Take Severus Snape. The Alan Rickman performance in the films is very strong, and to a degree helps to fix our picture of the potions master. And I think this has an effect on how she describes him in the later novels. For example, in the first book his hooked nose is described several times (see eg p.94) and in Chamber of Secrets he is:
“… a thin man with sallow skin, a hooked nose and greasy, shoulder-length black hair.”
(Harry Potter and the Chamber of Secrets, p.62)
But Rickman isn’t thin, and doesn’t use a false nose in the films. Aa a result, I would argue, in the later novels, these elements of Snape’s description are, mostly, quietly dropped (although the young Snape is described as thin and “stringy” in book seven). Instead, the descriptions concentrate on his thick greasy hair, pallid face and glittering black eyes.
If the physical descriptions of Snape change after the films begin to come out, I believe something similar happens to his patterns of speech. In Harry’s first potions lesson we have:
Snape, like Flitwick, started the class by taking the register, and like Flitwick, he paused at Harry’s name.
‘Ah yes,’ he said softly, ‘Harry Potter. Our new – celebrity.’
(Harry Potter and the Philosopher’s Stone, p.101)
Rickman delivers that pause and sneer brilliantly, of course, and his performance through the whole scene is extremely powerful. I suspect his delivery here and in other scenes from the first three films begin to subtly affect the way in which Snape is written in the latter novels. Certainly that end-of sentence pause seems to occur more towards the end (where possible).

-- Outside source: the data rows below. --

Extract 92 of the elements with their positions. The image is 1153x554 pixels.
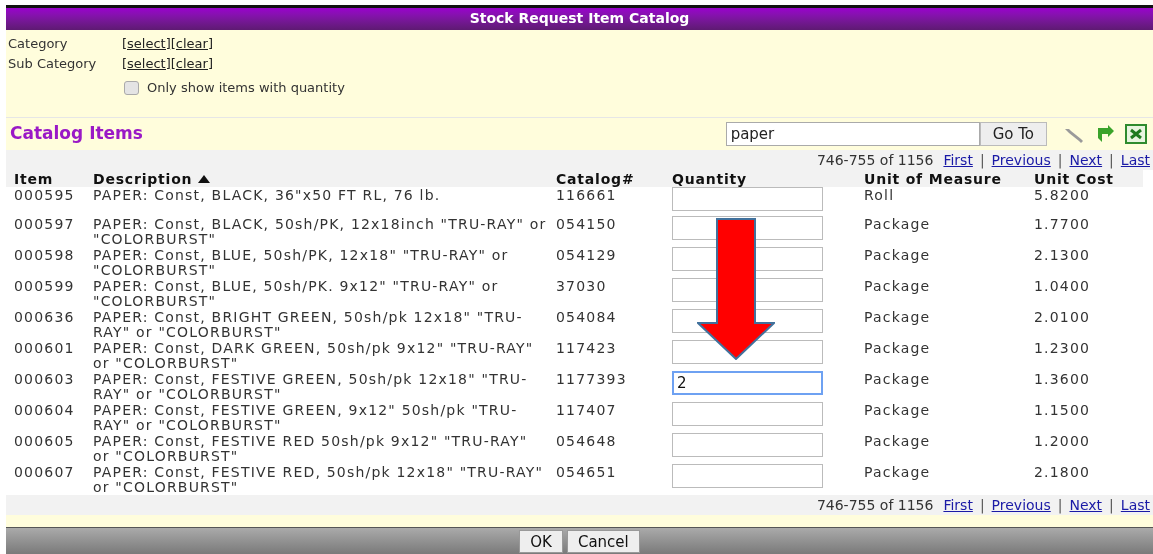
table-cell-text: 000599 — [13, 278, 76, 296]
separator: | — [1109, 495, 1114, 516]
table-cell-text: 1.1500 — [1033, 402, 1092, 420]
table-cell-text: PAPER: Const, FESTIVE RED, 50sh/pk 12x18" "TRU-RAY" or "COLORBURST" — [92, 464, 545, 495]
table-cell-text: 000607 — [13, 464, 76, 482]
title-bar: Stock Request Item Catalog — [6, 4, 1153, 30]
pager-link[interactable]: Last — [1120, 149, 1150, 171]
go-to-button[interactable]: Go To — [979, 122, 1047, 147]
quantity-field[interactable]: 2 — [672, 371, 823, 395]
table-cell-text: PAPER: Const, DARK GREEN, 50sh/pk 9x12" "TRU-RAY" or "COLORBURST" — [92, 340, 535, 371]
filter-link[interactable]: [select] — [122, 54, 171, 74]
pager-link[interactable]: Next — [1069, 149, 1103, 171]
table-cell-text: 37030 — [555, 278, 608, 296]
table-cell-text: 000636 — [13, 309, 76, 327]
table-cell-text: 117407 — [555, 402, 618, 420]
search-field[interactable]: paper — [725, 122, 980, 147]
column-header[interactable]: Quantity — [664, 170, 856, 187]
table-cell-text: 117423 — [555, 340, 618, 358]
quantity-field[interactable] — [672, 187, 823, 211]
table-cell-text: 1.0400 — [1033, 278, 1092, 296]
table-cell-text: Package — [863, 402, 932, 420]
table-cell-text: 2.0100 — [1033, 309, 1092, 327]
section-heading: Catalog Items — [10, 122, 143, 146]
checkbox-label: Only show items with quantity — [147, 78, 345, 97]
table-cell-text: 1.3600 — [1033, 371, 1092, 389]
table-cell-text: 000601 — [13, 340, 76, 358]
table-cell-text: 1177393 — [555, 371, 628, 389]
pager-link[interactable]: Next — [1069, 494, 1103, 516]
table-cell-text: Package — [863, 340, 932, 358]
table-cell-text: Package — [863, 216, 932, 234]
page-range: 746-755 of 1156 — [816, 150, 934, 170]
table-cell-text: 2.1800 — [1033, 464, 1092, 482]
table-cell-text: Package — [863, 433, 932, 451]
separator: | — [979, 150, 985, 171]
pager-link[interactable]: First — [943, 149, 973, 171]
table-cell-text: PAPER: Const, FESTIVE GREEN, 50sh/pk 12x18" "TRU-RAY" or "COLORBURST" — [92, 371, 529, 402]
separator: | — [1057, 495, 1063, 516]
quantity-field[interactable] — [672, 402, 823, 426]
pager-link[interactable]: Previous — [991, 494, 1051, 516]
table-cell: 000595 — [6, 187, 85, 216]
filter-link[interactable]: [select] — [122, 34, 171, 54]
table-cell-text: 054150 — [555, 216, 618, 234]
table-cell-text: 1.2300 — [1033, 340, 1092, 358]
column-header[interactable]: Item — [6, 170, 85, 187]
table-cell-text: PAPER: Const, FESTIVE RED 50sh/pk 9x12" "TRU-RAY" or "COLORBURST" — [92, 433, 529, 464]
table-cell-text: 054084 — [555, 309, 618, 327]
table-cell-text: 000604 — [13, 402, 76, 420]
table-cell-text: 054651 — [555, 464, 618, 482]
spreadsheet-icon[interactable] — [1125, 124, 1147, 145]
table-cell: PAPER: Const, BLACK, 36"x50 FT RL, 76 lb. — [85, 187, 548, 216]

Also I don't want to dismiss Rowling's use of the different responses of Fliotwick and Snape to the presence of Harry in their respective classes to quickly define some of the differences between them - I merely want to focus on a different aspect here.
Something similar – and perhaps a little more apparently - happens to McGonagall. Unlike Snape, her appearance doesn’t change in the later books, unless it may be that she seems slightly older, as there are few physical differences between Maggie Smith and the Head of Gryffindor as described. But I would argue that as the sequence progresses the writing makes her sound more and more like Miss Jean Brodie. Consider:
‘Potter!’ whispered Professor McGonagall, clutching her heart. ‘Potter – you’re here! What -? How -?’ She struggled to pull herself together. ‘Potter, that was foolish!’
‘He spat at you,’ said Harry.
‘Potter, I – that was very – very gallant of you – but don’t you realize -?’
‘Yeah, I do,’ Harry assured her. Somehow her panic steadied him. ‘Professor McGonagall, Voldemort’s on the way.’
(Harry Potter and the Deathly Hallows, pp.477-8)
‘Foolish’ – and even more ‘Gallant’ - are words that seem written for Smith/Brodie. It isn’t that they are wholly out of character for McGonagall, rather here her characterisation is subtly adjusted, warped towards that of Muriel Spark’s character.
How conscious this is on Rowling’s part – or, indeed, the consistency or extent of the change in general – is not part of my argument. Although I could go further and discuss the Dursleys, for example, in a similar manner. I just wanted to note that these changes do seem to be there.
So, finally, if a film of The Hobbit had been made before The Lord of the Rings had been written, how would the resulting epic have been different?